Krush vs Steven, French Fried (Krushco)
It looks like Steven made the most of his recent trip to the USA, including a stop at the Krushco mat room in New York City as part of his tour of the great North American wrestling sites. The man has good taste, I'll give him that, and balls, too. Challenging Krush to a submission match is no small matter. In the wrestling world, Krush is the K2 for mat adventurers, and evidently the fray-cationing Parisian wanted nothing but the toughest technical challenge he could find. Because the new matches are "so intense and numerous," they are divided into two parts (the two downloads priced as one, totaling 45 minutes), featuring "some of the best examples of head scissor and rear naked choke holds you'll ever see. Anywhere."

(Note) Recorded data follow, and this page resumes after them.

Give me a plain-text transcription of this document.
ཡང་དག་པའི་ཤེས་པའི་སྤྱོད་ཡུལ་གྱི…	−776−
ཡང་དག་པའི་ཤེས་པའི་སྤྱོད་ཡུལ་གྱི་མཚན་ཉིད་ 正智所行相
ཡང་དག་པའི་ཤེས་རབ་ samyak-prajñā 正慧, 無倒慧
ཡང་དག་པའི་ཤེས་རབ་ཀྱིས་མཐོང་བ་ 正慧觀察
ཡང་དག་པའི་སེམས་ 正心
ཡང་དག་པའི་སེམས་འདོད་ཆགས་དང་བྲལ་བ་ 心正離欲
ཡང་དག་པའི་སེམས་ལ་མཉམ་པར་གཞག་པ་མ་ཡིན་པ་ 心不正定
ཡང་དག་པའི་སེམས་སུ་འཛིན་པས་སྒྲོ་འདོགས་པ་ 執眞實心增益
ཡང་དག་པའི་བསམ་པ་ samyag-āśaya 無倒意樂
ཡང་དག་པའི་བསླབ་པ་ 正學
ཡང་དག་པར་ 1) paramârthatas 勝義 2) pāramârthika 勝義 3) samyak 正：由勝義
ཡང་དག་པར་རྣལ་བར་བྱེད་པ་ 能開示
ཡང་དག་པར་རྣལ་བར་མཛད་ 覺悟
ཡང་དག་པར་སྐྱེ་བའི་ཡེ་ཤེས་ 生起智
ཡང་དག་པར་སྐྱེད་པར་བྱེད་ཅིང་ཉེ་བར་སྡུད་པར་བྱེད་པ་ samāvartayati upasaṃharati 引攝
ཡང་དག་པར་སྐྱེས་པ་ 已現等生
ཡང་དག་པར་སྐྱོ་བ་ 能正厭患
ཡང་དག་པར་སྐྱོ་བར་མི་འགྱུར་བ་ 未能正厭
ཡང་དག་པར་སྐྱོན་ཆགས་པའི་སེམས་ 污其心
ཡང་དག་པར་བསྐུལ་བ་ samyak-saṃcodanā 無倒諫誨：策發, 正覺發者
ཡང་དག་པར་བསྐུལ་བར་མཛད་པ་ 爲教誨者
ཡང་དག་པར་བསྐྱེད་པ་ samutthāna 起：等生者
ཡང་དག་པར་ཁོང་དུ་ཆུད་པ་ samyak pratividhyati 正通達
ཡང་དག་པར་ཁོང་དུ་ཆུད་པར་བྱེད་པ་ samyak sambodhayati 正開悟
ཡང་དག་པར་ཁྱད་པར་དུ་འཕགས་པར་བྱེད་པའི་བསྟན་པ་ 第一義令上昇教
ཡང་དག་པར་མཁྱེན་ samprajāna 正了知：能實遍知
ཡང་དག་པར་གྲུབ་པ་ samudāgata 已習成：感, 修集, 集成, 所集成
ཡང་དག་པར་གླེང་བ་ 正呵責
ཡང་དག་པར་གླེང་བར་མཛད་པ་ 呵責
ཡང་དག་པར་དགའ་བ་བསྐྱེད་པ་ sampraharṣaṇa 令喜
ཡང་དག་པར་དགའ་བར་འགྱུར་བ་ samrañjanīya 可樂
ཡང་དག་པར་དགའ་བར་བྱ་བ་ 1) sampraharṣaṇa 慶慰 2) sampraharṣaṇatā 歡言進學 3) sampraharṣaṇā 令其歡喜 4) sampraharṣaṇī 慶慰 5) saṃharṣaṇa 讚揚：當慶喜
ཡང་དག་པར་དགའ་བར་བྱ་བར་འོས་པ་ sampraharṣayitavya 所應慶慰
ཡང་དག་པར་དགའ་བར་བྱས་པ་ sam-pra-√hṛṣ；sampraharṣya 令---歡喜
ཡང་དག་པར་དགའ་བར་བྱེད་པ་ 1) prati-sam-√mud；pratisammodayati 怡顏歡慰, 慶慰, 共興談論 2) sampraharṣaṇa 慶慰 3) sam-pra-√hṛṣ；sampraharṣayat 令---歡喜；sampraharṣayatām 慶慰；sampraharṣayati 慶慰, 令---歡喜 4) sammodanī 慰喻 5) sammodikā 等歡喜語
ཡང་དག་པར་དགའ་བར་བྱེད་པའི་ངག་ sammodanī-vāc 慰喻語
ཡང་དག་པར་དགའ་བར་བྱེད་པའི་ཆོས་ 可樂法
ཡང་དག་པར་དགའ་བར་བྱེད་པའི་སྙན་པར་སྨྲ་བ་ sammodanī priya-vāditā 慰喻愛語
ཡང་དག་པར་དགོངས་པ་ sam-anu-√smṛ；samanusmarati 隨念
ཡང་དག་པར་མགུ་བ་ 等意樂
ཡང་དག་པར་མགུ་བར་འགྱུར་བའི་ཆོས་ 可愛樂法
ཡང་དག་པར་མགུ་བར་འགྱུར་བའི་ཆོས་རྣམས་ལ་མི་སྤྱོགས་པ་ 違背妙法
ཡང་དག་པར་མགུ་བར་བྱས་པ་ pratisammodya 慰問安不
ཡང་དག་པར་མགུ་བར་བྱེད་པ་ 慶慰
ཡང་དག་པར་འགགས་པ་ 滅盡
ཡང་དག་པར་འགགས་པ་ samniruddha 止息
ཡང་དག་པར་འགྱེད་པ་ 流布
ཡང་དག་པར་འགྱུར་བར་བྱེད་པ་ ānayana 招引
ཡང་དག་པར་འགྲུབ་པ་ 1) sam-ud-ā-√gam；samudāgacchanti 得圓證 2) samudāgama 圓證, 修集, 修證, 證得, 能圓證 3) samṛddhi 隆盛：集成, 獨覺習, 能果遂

Let me second that. From its rip-and-strip opener to its climactic conquest by asphyxiation, French Fried is relentless, authentic, and steamy, certain to be remembered (by this blogger anyway) as one of the top three of Krush's trove of matches, quite possibly his best to date. Impossible as it sounds, Krush is better now than he's ever been. Though he was never lacking in self-confidence, his moves and camera presence are more assured now, the "storytelling" more compelling, and the videography more technically accomplished than even the matches of the Krush-vs-Lucien saga, Krushco's previous benchmark. Steven compares favorably to Krush's best roughneck adversaries: Gaz, Stan Torum, Johnny O, and Lucien. Steven is a hairy-chested, man-sized grappler, immensely passionate and thrillingly vicious, the perfect foil for the fierce and hotheaded baldy.
The video wastes no time on introductions or smack talk. Steven and Krush lock up, and Krush gets the first takedown within seconds. He rides the man for a few more seconds then flips him over and up for a combination choke and body scissors. The Frenchman muscles loose and reverses. legs pinching Krush's waist, the palm of his hand pressed to Krush's nose and mouth, smothering him. Steven is big, looming over Krush when standing, and even when the two are grappling on the mat, Steven is an imposing figure. As the announcement copy states, the fight focuses a lot of attention on attacks to the head (and jugular!), elevating this contest virtually to a life-and-death struggle. Fine technique meets agonized grimaces in one of the finest competitions I've seen so far this year.